最近は、眠れない人が年々増えているように思います。私たちは、眠れない悩みを抱えている人たちの実態を知るために、2002年3月から年に1回、インターネットを用いたアンケート調査を行っています。今日は、ホームページを通じて今回の市民公開講座を申し込まれた方へのアンケート結果(2004年7月)を中心に、不眠の現状をみていきたいと思います。

 まず、「よく眠れていますか」との質問に「眠れている」と回答した人は21.4%、これは従来の調査結果の半数以下で、今回の市民公開講座を申し込まれた方の実に5人に4人が眠りの悩みを抱えていることがわかります(図1)。しかも、平均5年11ヵ月、長い人では10年以上にわたって悩み続けていることが示されました(図2)


 不眠に悩む人の多くは、不眠解消のためにお茶やコーヒーを控える、ハーブティーを飲むといった工夫をしています。しかし、「寝酒としてアルコールを飲んだ」と回答した人が半数近くもいたことは大変困ったことです(
図3)。2002年に実施した世界10ヵ国の睡眠調査でも、「不眠解消の対策としてアルコールを飲んだ」と回答した割合は日本がトップでした。寝酒は、睡眠の質を低下させ、飲酒量の増加にもつながる不適切な手段であることを今一度しっかり肝に銘じておきましょう。


 多くの人が、生活習慣改善のほかにも医師の診察を受ける、睡眠薬を飲む、など積極的な努力をしています(
図4)。「病院で処方される睡眠薬の服用経験あり」と回答した人は75%にのぼり(図5)、毎晩使用している人が圧倒的に多い結果でした。また、84.3%の人が使用している睡眠薬の名前や効果を把握しているなど、睡眠薬による治療に真剣に取り組んでいる様子がうかがえます。ところが、「現在の治療法に満足している」と回答した人は26.3%、およそ4人に1人にすぎず(図6)、努力のわりに思い通りの効果が得られていないことがわかりました。これは一体どういうことなのでしょうか。



 睡眠薬の使用で副作用を経験した人が半数前後いました(
図7)。ここで注意しなければならないのは、睡眠薬服用前からそうした症状がなかったかということです。不眠によるものか、薬によるものかをもう一度振り返り、状況を正確に医師に伝えることが大切です。また、睡眠薬とアルコールを併用したことのある人が35.3%いました(図8)。こうした使い方は、副作用が強く現れるおそれがあるので絶対にやめましょう。睡眠薬の効果が十分に得られない背景には、これらが一因になっている可能性も考えられます。

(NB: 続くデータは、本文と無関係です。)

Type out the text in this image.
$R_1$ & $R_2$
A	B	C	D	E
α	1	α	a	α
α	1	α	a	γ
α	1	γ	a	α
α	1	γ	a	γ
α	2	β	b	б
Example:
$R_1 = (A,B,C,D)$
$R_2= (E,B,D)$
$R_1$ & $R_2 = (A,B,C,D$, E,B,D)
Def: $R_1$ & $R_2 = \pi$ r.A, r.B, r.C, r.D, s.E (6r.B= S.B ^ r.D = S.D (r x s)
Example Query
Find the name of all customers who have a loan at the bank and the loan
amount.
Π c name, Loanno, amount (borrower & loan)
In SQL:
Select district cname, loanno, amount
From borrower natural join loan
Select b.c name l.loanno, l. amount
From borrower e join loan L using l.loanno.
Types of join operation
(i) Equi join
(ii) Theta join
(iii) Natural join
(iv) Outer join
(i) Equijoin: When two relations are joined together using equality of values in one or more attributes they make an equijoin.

 また、薬局で販売している睡眠薬やサプリメントを服用したことがある人のうち、満足いく効果が得られた人はわずか16.1%で(
図9)、医師の診察を受けて治療を行った場合に比べて満足度がきわめて低い結果でした。これらの商品は、ドラッグストアで容易に手に入れることができますが、不眠の解決にはつながっていないのが現状のようです。

 今回、市民公開講座をお申し込みの方の多くが、睡眠状態を改善するために積極的に努力していることがわかりました。しかし、必ずしも満足いく効果が得られておらず、その背景にはお酒との併用など、不適切な睡眠薬の服用方法もあるようです。今後、医師とも十分にコミュニケーションをとりながら、正しい治療を受けていただきたいと思います。